Remainers are secretly and sometimes not so secretly laughing at Boris Johnson, Jacob Rees-Mogg, Dominic Raab and the European Research Group. Britain could have been out of the European Union today if they and the Democratic Unionist Party had not sabotaged the May administration. As the ‘Brexiteers’ are so fond of conspiracy theories try this one: their leaders are the covert agents of the People’s Vote campaign, paid for by a Soros slush fund to ensure we never leave.

But few laugh for long. Their tactics have guaranteed the breakdown of trust in democracy the far right and far left have always yearned for. First, and to my mind most crucially, the Brexiteers never defined what Brexit was in 2016. I have gone on often enough about Dominic Cummings of Vote Leave explaining why Brexit supporters did not offer an exit plan to the voters. Brexiteers did not agree among themselves, he said (a fact that even the most doltish British citizen must have noticed by now) and in any case, from the cynical point of view of not giving opponents a target to hit, ‘there is much to be gained by swerving the whole issue.’

But the fault lay as much with David Cameron, who despite the heroic attempts of Theresa May to wrestle the crown from him, remains the worst prime minister since Lord North. He did not insist on putting on the ballot paper what a vote to leave the European Union would mean. If he had, the electorate would have known what the leave campaign was asking it to back, and parliament would have been tied to a specific measure.

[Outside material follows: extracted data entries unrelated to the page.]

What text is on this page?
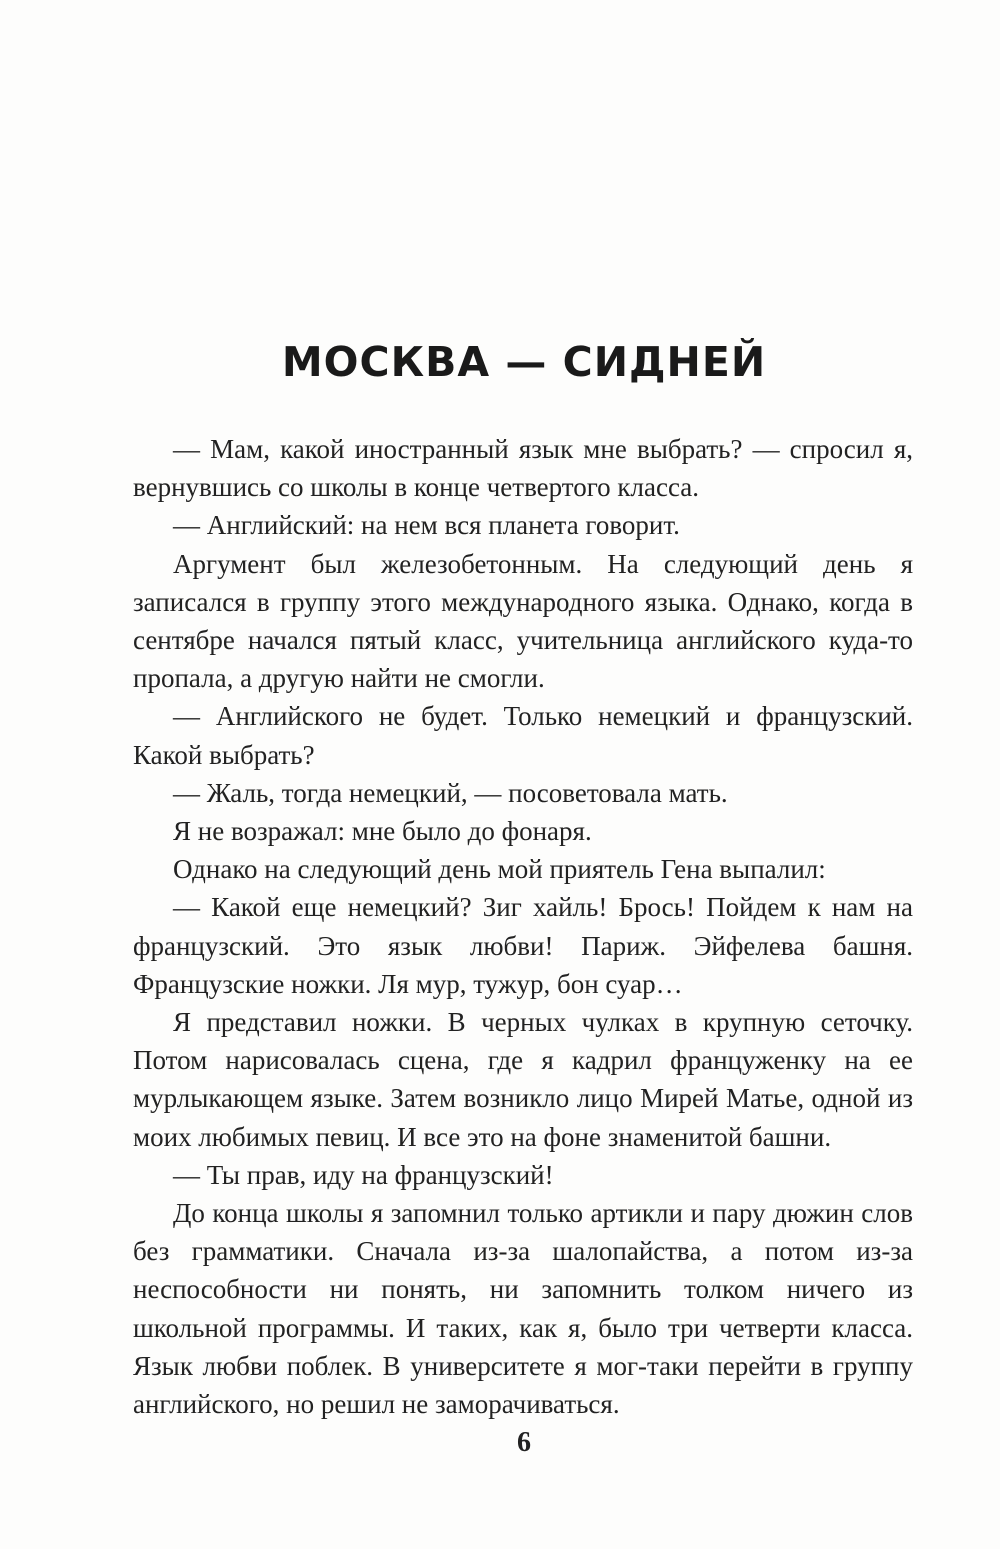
МОСКВА — СИДНЕЙ

— Мам, какой иностранный язык мне выбрать? — спросил я, вернувшись со школы в конце четвертого класса.

— Английский: на нем вся планета говорит.

Аргумент был железобетонным. На следующий день я записался в группу этого международного языка. Однако, когда в сентябре начался пятый класс, учительница английского куда-то пропала, а другую найти не смогли.

— Английского не будет. Только немецкий и французский. Какой выбрать?

— Жаль, тогда немецкий, — посоветовала мать.

Я не возражал: мне было до фонаря.

Однако на следующий день мой приятель Гена выпалил:

— Какой еще немецкий? Зиг хайль! Брось! Пойдем к нам на французский. Это язык любви! Париж. Эйфелева башня. Французские ножки. Ля мур, тужур, бон суар…

Я представил ножки. В черных чулках в крупную сеточку. Потом нарисовалась сцена, где я кадрил француженку на ее мурлыкающем языке. Затем возникло лицо Мирей Матье, одной из моих любимых певиц. И все это на фоне знаменитой башни.

— Ты прав, иду на французский!

До конца школы я запомнил только артикли и пару дюжин слов без грамматики. Сначала из-за шалопайства, а потом из-за неспособности ни понять, ни запомнить толком ничего из школьной программы. И таких, как я, было три четверти класса. Язык любви поблек. В университете я мог-таки перейти в группу английского, но решил не заморачиваться.

6
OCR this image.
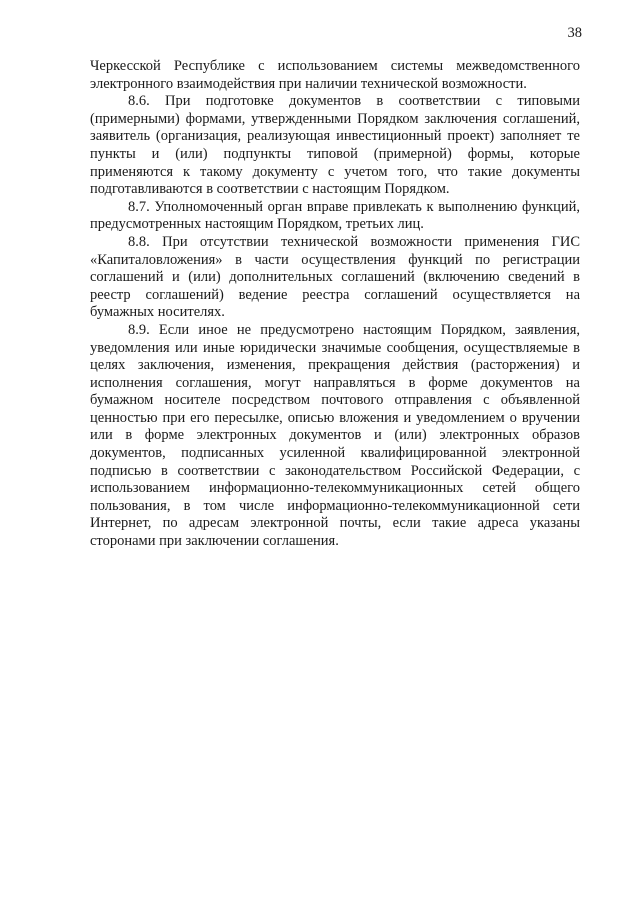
38

Черкесской Республике с использованием системы межведомственного электронного взаимодействия при наличии технической возможности.

8.6. При подготовке документов в соответствии с типовыми (примерными) формами, утвержденными Порядком заключения соглашений, заявитель (организация, реализующая инвестиционный проект) заполняет те пункты и (или) подпункты типовой (примерной) формы, которые применяются к такому документу с учетом того, что такие документы подготавливаются в соответствии с настоящим Порядком.

8.7. Уполномоченный орган вправе привлекать к выполнению функций, предусмотренных настоящим Порядком, третьих лиц.

8.8. При отсутствии технической возможности применения ГИС «Капиталовложения» в части осуществления функций по регистрации соглашений и (или) дополнительных соглашений (включению сведений в реестр соглашений) ведение реестра соглашений осуществляется на бумажных носителях.

8.9. Если иное не предусмотрено настоящим Порядком, заявления, уведомления или иные юридически значимые сообщения, осуществляемые в целях заключения, изменения, прекращения действия (расторжения) и исполнения соглашения, могут направляться в форме документов на бумажном носителе посредством почтового отправления с объявленной ценностью при его пересылке, описью вложения и уведомлением о вручении или в форме электронных документов и (или) электронных образов документов, подписанных усиленной квалифицированной электронной подписью в соответствии с законодательством Российской Федерации, с использованием информационно-телекоммуникационных сетей общего пользования, в том числе информационно-телекоммуникационной сети Интернет, по адресам электронной почты, если такие адреса указаны сторонами при заключении соглашения.
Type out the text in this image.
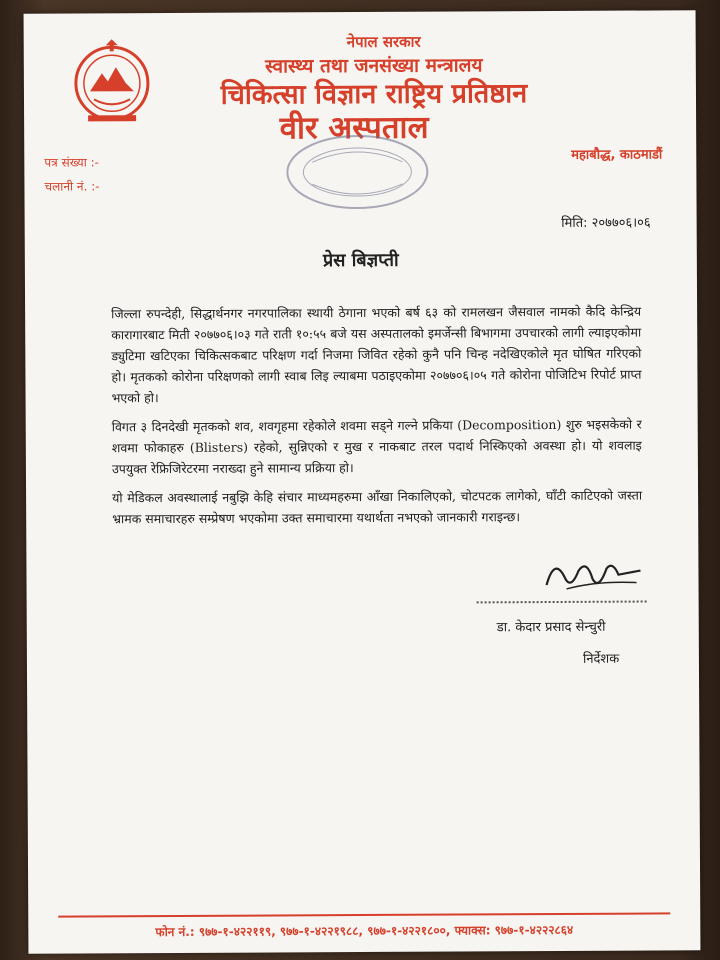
नेपाल सरकार

स्वास्थ्य तथा जनसंख्या मन्त्रालय

चिकित्सा विज्ञान राष्ट्रिय प्रतिष्ठान

वीर अस्पताल

पत्र संख्या :-
चलानी नं. :-
महाबौद्ध, काठमाडौं
मिति: २०७७०६।०६
प्रेस बिज्ञप्ती

जिल्ला रुपन्देही, सिद्धार्थनगर नगरपालिका स्थायी ठेगाना भएको बर्ष ६३ को रामलखन जैसवाल नामको कैदि केन्द्रिय कारागारबाट मिती २०७७०६।०३ गते राती १०:५५ बजे यस अस्पतालको इमर्जेन्सी बिभागमा उपचारको लागी ल्याइएकोमा ड्युटिमा खटिएका चिकित्सकबाट परिक्षण गर्दा निजमा जिवित रहेको कुनै पनि चिन्ह नदेखिएकोले मृत घोषित गरिएको हो। मृतकको कोरोना परिक्षणको लागी स्वाब लिइ ल्याबमा पठाइएकोमा २०७७०६।०५ गते कोरोना पोजिटिभ रिपोर्ट प्राप्त भएको हो।

विगत ३ दिनदेखी मृतकको शव, शवगृहमा रहेकोले शवमा सड्ने गल्ने प्रकिया (Decomposition) शुरु भइसकेको र शवमा फोकाहरु (Blisters) रहेको, सुन्निएको र मुख र नाकबाट तरल पदार्थ निस्किएको अवस्था हो। यो शवलाइ उपयुक्त रेफ्रिजिरेटरमा नराख्दा हुने सामान्य प्रक्रिया हो।

यो मेडिकल अवस्थालाई नबुझि केहि संचार माध्यमहरुमा आँखा निकालिएको, चोटपटक लागेको, घाँटी काटिएको जस्ता भ्रामक समाचारहरु सम्प्रेषण भएकोमा उक्त समाचारमा यथार्थता नभएको जानकारी गराइन्छ।

डा. केदार प्रसाद सेन्चुरी
निर्देशक
फोन नं.: ९७७-१-४२२११९, ९७७-१-४२२१९८८, ९७७-१-४२२१८००, फ्याक्स: ९७७-१-४२२२८६४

As it was, Brexit could mean anything, and its loudest supporters have insisted it must mean the most extreme and damaging crash-out from the European Union imaginable. Anyone who said otherwise was a ‘saboteur’ betraying the ‘will of the people’.  It is a measure of their success that the media now pins the badge of ‘Bexiteer’ only to the pumped chests of the ultras. Leave aside if you can, the label’s self-aggrandising echo of ‘musketeer,’ as if the Tory right were filled with swashbuckling heroes rather than dangerous fools, and consider that Theresa May and Jeremy Corbyn are ‘Brexiteers’ in that they support leaving the EU. All the MPs saying we should leave and stay in the Customs Union or leave and stay in the Single Market are, logically, ‘Brexiteers’ too.

The Conservatives are falling apart and the country may follow them because supporters of a total break have, like Trotsky, insisted on a pure revolution, and denounced anything else as a sell-out.

Holmes was right. Dogs don’t bark when they hear their masters approaching.  But he did not offer a comprehensive solution to the strange death of the Tory party. If you listen to the babbling excuses Raab and Johnson gave for finally supporting a prime minister they rubbished for months, you may detect a whimper of fear. Like revolutions, counter-revolutions devour their children, and I think these gentlemen know it.

The Brexiteers and their supporters in the Tory press have trampled down the divide between the centre right and far right. There is no line of demarcation now, no border posts or customs control.  In politics at least we have our Schengen: freedom of movement across the union of the rights.